Ils avaient 19 ou 20 ans

Commençons par les plus jeunes, ceux auxquels la guerre n’aura pas laissé de répit. Jacques-Henri Courrèges, par exemple. Ce tuilier de 21 ans, engagé dans l’infanterie sous le matricule 1221, a perdu la vie au bout d’un mois, en janvier 1915. Son copain Jacques-Bernard Masseillou, plus jeune de 2 ans et qui repose à la nécropole nationale de Ablain Saint-Nazaire (62), lui a survécu huit mois de plus, jusqu’en septembre. Arrêtons-nous aussi sur les destins communs et tragiques de Jean-Mathieu (Lamazaa), Louis (Sansarricq) et Jean- Guillaume (Toujaret-Bigne), trois « poilus » sauvagnonnais, fauchés l’année de leurs 20 ans. Disparu la veille, le premier n’a pas eu le temps de fêter la Noël 1914 tandis que le second subissait un sort identique, à Perthes, seulement 8 jours plus tard. Les blessures infligées au troisième nommé – un chasseur à cheval – lui avaient été fatales dès la mi-septembre.

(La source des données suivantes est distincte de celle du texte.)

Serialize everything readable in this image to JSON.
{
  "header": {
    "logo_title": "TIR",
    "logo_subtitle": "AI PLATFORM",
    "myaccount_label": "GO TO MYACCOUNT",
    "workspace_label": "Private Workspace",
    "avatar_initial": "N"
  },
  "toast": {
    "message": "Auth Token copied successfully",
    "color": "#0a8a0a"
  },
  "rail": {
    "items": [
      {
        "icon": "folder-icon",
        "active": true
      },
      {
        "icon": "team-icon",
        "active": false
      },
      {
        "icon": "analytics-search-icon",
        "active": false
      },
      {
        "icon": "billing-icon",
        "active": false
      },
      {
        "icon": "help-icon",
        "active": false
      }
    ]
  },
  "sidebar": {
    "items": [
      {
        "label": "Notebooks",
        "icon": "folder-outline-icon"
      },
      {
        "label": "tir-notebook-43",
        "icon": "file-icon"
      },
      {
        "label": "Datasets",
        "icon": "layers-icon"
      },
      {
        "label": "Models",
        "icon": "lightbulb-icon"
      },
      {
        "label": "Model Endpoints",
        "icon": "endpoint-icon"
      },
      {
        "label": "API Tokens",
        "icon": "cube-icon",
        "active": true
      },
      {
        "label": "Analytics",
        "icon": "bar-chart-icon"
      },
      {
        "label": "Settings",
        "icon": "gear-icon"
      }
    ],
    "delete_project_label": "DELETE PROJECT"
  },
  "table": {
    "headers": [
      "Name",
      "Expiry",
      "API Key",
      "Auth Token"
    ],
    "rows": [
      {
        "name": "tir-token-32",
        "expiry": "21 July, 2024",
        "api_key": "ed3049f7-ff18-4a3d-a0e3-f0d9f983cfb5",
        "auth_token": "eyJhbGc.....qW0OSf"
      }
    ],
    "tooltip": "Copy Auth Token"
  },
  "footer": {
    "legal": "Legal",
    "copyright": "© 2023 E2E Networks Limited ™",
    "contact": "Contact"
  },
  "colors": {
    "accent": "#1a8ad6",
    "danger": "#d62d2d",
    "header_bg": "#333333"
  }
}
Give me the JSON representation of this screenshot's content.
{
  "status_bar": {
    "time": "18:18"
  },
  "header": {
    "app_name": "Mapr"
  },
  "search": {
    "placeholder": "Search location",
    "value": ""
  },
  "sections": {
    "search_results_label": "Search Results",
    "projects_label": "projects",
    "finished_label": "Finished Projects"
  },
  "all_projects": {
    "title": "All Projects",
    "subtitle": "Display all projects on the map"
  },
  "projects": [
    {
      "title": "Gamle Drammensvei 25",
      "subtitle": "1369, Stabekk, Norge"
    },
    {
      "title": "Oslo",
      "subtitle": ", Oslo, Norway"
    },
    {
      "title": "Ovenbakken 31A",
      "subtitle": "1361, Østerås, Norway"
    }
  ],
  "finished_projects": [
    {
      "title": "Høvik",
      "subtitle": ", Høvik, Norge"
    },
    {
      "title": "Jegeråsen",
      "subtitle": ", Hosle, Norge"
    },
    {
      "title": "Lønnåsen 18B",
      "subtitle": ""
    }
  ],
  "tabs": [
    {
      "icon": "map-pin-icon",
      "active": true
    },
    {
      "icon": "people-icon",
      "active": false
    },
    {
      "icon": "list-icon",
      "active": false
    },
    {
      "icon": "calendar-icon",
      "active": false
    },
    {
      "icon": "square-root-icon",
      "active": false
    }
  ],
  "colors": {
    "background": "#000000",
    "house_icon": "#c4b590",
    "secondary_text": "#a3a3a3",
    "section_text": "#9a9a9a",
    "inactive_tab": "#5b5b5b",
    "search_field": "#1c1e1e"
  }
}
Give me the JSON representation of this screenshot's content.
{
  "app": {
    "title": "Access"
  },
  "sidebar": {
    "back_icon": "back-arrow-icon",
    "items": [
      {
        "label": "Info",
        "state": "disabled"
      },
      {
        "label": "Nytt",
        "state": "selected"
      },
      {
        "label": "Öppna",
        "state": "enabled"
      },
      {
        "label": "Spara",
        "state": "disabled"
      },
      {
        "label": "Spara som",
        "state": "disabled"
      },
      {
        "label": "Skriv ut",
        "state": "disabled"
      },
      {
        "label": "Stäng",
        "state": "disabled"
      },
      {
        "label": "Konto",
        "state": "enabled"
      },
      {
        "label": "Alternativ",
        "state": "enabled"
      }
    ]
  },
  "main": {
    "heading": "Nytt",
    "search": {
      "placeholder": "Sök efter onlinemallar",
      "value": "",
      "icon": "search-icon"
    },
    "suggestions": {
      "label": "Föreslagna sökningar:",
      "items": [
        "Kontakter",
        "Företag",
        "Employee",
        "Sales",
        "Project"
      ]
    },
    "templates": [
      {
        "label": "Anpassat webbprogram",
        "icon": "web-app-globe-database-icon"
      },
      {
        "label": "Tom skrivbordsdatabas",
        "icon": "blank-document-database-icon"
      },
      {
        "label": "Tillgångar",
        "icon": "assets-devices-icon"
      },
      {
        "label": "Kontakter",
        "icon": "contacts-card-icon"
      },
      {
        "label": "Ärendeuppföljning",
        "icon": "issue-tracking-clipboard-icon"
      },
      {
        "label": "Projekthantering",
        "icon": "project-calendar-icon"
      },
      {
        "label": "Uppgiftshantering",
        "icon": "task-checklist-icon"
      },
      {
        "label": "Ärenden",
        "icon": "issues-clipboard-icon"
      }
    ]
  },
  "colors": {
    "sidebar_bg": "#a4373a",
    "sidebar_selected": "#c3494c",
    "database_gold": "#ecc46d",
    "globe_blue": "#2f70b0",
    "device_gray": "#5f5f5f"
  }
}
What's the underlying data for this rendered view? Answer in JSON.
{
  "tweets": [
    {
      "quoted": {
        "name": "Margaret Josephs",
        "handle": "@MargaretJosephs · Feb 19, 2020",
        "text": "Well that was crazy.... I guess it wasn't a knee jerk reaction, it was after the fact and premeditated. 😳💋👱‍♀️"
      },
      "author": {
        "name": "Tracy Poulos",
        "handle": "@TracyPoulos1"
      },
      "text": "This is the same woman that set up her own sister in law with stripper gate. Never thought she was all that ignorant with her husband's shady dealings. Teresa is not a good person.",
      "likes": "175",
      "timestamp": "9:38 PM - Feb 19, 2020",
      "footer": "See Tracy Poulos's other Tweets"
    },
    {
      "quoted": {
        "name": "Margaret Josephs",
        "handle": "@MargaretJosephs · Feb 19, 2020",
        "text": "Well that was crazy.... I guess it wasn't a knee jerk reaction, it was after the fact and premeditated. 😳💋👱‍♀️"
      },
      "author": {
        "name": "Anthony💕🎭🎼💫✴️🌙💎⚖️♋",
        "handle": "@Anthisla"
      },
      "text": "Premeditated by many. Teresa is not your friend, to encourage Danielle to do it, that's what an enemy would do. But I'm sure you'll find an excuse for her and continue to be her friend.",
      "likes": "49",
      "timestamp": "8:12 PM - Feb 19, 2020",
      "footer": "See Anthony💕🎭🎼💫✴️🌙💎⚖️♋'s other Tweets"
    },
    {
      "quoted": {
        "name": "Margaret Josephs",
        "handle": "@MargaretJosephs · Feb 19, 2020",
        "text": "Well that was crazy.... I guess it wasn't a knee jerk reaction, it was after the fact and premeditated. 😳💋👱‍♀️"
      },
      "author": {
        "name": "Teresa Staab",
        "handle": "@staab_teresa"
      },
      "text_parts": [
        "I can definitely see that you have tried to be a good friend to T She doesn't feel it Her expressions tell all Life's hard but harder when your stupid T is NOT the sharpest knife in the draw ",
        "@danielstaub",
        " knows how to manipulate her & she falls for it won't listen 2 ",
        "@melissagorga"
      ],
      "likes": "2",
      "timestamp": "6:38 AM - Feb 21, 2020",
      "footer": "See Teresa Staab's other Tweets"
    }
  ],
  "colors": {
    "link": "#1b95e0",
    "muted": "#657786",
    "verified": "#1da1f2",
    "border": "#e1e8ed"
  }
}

Août 1914 : Un mois sanglant

Pour eux, l’horreur s’est imposée tout de suite, quelques jours après la déclaration de guerre, au cours d’un mois d’août particulièrement sanglant. Funeste coïncidence, Jean-Baptiste Quintaa (25 ans), un caporal du 18e RI, et le cultivateur Edouard Pargade-Lu (29 ans) sont ainsi tombés tous deux le 24. A quelques heures d’intervalle, pris lui aussi dans le bourbier d’Eton (55), Jean- Baptiste Lacoste tombe également, à 31 ans. Le sacrifice de ce cultivateur est rappelé à la nécropole de Pierrepont (tombe 910), en Meurthe-et-Moselle.La famille de Jean-Baptiste rappelle que ce soldat avait, avant-guerre, déjà vécu un épouvantable drame personnel, perdant à quelques jours d’intervalle son épouse et deux enfants jumeaux. Puis, au sein d’un régiment (le 283e RI) essentiellement composé de gars du Sud-Ouest, il a « connu un baptême du feu très dur ». « Le 24 au matin », racontent ses proches, « des obus incendiaires provoquent des incendies sur le plateau d’Eton. Les obus éventrent les chevaux et les hommes meurent dans d’atroces souffrances. Un vrai massacre ! » 850 hommes, soit la moitié du régiment, sont, ce jour-là, blessés ou tués. Parmi ces derniers se trouve le valeureux caporal de Sauvagnon. 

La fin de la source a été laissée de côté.